The identification of parental couples will correspond to their unique line number in the master file, which will also become a variable so the file can subsequently be changed.

Within Pajek using the Options/ReadWrite Treshold (setting to 3, 5, etc) you can strip off all but the top choices to get the best estimate of parentals or keep the multiple relations to see what are the alternatives (be sure to set the threshold back to 0 when done!). There may still be a few where the links shown on the genealogies are not among the alternatives because of huge discrepancies of marriage dates for parents and children. In some case, the genealogies themselves may be wrong.

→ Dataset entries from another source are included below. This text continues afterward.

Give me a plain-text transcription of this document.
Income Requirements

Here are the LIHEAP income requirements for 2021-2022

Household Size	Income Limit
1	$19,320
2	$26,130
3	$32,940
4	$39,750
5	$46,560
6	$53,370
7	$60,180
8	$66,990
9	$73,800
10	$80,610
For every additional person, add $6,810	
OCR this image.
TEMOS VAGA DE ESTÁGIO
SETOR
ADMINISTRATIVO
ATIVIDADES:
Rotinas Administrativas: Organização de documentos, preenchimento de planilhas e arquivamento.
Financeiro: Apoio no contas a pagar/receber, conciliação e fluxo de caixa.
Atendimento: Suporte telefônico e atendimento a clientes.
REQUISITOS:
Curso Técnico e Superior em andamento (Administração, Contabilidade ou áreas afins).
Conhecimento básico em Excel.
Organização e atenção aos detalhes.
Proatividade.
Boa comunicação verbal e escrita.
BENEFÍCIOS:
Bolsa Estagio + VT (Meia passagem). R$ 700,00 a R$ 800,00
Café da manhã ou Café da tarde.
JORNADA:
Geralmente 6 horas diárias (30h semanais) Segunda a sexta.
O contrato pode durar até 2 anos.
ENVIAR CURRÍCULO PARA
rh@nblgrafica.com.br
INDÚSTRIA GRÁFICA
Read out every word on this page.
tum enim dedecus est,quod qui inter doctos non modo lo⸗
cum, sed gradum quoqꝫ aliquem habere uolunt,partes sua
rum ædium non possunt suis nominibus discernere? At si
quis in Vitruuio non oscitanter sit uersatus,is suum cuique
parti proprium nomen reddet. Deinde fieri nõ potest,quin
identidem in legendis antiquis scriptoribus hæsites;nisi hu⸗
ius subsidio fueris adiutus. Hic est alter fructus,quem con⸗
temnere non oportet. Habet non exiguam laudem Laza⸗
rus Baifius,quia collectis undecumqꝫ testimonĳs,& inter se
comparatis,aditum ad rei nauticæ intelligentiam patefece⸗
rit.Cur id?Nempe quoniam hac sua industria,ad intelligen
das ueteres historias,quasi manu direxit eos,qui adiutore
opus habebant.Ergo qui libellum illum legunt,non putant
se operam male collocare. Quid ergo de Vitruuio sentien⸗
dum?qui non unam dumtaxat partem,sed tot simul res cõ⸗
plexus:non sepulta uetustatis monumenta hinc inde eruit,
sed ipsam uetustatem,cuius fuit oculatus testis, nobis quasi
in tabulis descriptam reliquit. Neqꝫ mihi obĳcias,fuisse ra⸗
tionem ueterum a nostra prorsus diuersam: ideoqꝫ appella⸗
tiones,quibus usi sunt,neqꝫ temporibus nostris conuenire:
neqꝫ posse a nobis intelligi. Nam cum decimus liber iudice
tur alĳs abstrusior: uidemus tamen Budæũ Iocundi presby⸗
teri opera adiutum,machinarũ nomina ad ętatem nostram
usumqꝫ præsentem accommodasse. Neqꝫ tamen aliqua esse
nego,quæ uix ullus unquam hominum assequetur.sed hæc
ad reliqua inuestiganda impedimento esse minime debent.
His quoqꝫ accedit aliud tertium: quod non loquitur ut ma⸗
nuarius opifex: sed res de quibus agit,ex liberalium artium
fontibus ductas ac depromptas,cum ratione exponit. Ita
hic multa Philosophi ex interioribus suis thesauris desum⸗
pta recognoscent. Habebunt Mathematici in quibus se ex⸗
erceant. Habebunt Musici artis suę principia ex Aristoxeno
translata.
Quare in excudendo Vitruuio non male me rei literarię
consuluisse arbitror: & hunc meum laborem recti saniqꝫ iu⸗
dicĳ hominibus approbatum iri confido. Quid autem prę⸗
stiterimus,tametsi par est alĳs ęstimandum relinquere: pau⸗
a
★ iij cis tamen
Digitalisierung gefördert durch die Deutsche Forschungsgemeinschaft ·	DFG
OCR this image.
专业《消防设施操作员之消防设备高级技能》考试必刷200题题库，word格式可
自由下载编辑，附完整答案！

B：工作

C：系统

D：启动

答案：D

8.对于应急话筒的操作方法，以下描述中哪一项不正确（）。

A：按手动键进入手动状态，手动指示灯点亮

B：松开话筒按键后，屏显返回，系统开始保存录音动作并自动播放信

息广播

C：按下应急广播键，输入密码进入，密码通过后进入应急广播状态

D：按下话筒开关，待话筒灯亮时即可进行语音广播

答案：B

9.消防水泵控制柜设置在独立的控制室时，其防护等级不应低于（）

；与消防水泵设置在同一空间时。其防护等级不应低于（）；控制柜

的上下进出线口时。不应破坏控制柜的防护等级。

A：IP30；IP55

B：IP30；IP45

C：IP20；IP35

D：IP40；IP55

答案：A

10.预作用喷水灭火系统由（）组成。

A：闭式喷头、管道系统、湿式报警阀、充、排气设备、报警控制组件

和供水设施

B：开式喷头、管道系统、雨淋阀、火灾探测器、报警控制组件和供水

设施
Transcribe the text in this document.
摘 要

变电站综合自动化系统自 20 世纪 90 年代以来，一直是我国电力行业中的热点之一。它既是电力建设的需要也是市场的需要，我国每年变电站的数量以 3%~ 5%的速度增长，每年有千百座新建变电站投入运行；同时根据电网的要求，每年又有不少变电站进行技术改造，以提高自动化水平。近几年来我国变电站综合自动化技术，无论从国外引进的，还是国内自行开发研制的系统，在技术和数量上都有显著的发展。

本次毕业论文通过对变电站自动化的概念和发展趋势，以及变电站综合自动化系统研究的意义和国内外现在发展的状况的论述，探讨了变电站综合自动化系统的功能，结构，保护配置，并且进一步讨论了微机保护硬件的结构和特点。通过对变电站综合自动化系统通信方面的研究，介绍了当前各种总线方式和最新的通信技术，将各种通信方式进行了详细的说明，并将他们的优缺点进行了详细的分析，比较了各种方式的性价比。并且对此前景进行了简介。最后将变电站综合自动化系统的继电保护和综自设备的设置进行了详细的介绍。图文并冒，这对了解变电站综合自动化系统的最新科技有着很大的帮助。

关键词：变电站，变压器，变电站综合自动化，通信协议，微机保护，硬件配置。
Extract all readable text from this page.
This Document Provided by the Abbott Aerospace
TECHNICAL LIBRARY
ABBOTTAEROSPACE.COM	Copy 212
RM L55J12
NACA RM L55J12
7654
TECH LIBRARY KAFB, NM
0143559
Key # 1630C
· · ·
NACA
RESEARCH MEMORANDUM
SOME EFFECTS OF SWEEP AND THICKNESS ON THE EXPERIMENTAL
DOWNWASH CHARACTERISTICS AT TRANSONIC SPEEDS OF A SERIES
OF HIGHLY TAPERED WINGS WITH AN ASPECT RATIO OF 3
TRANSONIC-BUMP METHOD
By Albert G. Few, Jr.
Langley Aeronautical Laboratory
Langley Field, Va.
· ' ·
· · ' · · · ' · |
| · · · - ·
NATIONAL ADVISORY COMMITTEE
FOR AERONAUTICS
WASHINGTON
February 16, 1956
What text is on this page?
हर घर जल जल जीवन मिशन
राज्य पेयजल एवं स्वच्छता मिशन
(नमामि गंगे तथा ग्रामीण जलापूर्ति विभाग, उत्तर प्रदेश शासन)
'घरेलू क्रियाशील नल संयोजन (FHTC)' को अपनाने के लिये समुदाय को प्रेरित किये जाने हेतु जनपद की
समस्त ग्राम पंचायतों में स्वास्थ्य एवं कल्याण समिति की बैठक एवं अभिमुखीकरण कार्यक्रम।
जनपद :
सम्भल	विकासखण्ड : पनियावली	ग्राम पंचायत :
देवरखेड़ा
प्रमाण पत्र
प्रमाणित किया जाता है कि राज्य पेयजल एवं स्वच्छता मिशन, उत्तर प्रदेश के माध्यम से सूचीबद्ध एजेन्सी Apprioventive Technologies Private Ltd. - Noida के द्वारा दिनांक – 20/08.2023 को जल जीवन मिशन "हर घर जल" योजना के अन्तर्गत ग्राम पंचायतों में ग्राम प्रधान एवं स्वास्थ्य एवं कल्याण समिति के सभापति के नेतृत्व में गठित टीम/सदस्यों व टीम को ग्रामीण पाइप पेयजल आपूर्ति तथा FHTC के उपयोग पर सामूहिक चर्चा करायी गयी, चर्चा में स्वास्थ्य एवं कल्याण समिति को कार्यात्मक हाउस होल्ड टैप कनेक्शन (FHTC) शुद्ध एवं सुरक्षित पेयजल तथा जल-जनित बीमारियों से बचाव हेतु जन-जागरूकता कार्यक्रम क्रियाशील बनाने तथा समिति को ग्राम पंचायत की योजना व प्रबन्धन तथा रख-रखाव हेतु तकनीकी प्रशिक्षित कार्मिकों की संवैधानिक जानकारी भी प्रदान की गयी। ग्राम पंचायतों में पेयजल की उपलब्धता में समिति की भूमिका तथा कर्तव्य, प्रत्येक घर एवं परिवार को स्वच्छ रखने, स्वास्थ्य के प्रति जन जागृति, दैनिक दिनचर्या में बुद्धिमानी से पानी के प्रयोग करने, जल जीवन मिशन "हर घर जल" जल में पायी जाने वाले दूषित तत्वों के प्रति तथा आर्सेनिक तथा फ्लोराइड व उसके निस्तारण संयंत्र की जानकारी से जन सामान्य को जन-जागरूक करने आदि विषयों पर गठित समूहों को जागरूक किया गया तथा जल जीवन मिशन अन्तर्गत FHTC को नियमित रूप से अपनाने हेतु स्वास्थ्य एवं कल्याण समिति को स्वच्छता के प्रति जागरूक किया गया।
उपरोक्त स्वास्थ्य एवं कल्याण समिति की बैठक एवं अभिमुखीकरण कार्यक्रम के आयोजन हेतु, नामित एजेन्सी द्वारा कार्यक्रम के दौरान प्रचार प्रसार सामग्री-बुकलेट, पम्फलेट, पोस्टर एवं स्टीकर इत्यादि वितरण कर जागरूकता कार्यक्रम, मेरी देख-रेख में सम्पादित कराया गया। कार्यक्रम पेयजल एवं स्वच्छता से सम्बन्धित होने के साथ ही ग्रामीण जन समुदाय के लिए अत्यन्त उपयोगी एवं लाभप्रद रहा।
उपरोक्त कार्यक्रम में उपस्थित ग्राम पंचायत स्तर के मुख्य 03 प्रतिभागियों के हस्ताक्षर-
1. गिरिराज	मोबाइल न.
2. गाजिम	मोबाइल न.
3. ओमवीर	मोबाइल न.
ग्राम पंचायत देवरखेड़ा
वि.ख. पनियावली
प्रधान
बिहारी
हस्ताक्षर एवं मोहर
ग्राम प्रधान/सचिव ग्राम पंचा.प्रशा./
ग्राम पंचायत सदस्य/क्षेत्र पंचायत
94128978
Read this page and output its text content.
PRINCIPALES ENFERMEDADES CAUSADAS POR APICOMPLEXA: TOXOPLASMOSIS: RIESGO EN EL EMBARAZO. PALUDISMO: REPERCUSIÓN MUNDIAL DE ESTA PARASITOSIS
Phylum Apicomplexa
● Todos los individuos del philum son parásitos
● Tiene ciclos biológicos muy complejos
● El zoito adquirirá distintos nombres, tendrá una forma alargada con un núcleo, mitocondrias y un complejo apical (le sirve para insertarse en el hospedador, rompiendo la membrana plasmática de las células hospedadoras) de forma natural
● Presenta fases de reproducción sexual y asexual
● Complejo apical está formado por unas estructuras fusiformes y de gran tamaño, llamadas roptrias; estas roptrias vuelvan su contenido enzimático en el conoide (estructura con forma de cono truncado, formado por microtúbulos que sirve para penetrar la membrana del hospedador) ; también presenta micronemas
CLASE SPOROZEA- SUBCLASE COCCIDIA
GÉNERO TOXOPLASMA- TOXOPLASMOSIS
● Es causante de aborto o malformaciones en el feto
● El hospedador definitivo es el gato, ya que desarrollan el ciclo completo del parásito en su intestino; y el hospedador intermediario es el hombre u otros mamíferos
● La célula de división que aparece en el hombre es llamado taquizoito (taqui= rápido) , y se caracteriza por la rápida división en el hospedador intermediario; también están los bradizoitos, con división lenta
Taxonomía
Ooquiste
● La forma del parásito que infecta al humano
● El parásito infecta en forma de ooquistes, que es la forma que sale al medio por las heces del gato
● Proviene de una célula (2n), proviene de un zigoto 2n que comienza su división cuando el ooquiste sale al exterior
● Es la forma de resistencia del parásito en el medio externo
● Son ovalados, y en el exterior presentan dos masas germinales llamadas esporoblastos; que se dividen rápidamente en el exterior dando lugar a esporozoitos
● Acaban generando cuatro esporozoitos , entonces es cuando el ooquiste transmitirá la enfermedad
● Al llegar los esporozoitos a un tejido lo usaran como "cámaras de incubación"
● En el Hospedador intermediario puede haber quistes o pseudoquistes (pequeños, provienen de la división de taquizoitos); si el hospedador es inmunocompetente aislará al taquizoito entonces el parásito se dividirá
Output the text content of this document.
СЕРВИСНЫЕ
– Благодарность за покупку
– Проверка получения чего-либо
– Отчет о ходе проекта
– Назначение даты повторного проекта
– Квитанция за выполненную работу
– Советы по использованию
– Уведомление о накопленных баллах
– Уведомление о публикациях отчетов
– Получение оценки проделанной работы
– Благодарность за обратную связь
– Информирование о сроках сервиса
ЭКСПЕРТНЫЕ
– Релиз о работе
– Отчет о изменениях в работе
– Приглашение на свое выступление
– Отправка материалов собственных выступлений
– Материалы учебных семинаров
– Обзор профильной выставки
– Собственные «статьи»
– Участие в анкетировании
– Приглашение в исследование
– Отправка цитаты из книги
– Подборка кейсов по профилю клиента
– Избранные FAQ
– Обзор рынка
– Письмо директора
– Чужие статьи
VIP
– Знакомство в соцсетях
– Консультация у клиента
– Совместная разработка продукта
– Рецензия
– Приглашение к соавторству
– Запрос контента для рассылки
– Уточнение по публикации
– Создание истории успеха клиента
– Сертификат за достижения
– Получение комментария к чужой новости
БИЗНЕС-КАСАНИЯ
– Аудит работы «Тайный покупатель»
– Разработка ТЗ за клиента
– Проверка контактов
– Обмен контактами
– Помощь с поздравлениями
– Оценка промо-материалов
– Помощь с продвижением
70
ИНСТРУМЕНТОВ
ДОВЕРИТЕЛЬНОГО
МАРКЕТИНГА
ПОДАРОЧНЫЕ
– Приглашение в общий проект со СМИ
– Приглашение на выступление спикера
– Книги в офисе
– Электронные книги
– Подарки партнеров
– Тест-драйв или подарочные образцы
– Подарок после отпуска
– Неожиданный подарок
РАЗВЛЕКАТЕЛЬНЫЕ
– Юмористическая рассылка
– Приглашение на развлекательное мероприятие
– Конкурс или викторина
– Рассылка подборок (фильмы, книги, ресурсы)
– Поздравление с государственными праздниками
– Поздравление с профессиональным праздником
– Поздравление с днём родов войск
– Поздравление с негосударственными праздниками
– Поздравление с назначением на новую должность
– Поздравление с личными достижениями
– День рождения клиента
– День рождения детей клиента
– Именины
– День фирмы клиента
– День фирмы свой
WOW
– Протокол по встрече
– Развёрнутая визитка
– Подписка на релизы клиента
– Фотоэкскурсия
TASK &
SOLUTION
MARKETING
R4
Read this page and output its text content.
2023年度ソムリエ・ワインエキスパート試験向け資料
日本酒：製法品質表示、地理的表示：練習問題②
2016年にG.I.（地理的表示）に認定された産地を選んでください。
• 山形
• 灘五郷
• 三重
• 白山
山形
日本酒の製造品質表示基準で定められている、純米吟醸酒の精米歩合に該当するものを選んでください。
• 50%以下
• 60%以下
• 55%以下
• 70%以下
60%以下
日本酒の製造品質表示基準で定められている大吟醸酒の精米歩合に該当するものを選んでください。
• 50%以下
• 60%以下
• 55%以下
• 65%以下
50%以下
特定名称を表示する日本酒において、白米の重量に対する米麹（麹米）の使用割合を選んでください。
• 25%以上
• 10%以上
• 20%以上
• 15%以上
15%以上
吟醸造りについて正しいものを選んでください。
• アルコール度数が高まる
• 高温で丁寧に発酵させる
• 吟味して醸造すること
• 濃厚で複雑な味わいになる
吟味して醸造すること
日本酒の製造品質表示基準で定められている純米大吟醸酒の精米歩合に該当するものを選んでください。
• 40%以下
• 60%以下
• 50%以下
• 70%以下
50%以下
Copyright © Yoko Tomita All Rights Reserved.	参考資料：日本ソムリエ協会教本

There is an incredibly good fit at this point between the automated procedure and the Alberti genealogy. Part of this is because you have done an amazing job with accuracy and uniqueness of the spelling of the names. 90% or more of my best estimates by the automated procedure will correspond with what is in the genealogies. What is amazing to me is that nearly all of the ancestors who are branching points in the tree (ie who leave descendants) are recovered by the atomated procedure, at least within the timeframe covered. Lots of those who do not leave descendants, of course, died early, did not marry, or migrated out so they do not enter your records.

This job took three days of programming, but I am quite happy with the results. I now need to tweak the parameters a bit to get optimal predictions, and then to program the ranking and reliability estimation procedure.

I have an option to feed the program a family name or names, as I have done here with alberti, so that only one or more selected segments of the genealogy is reconstructed.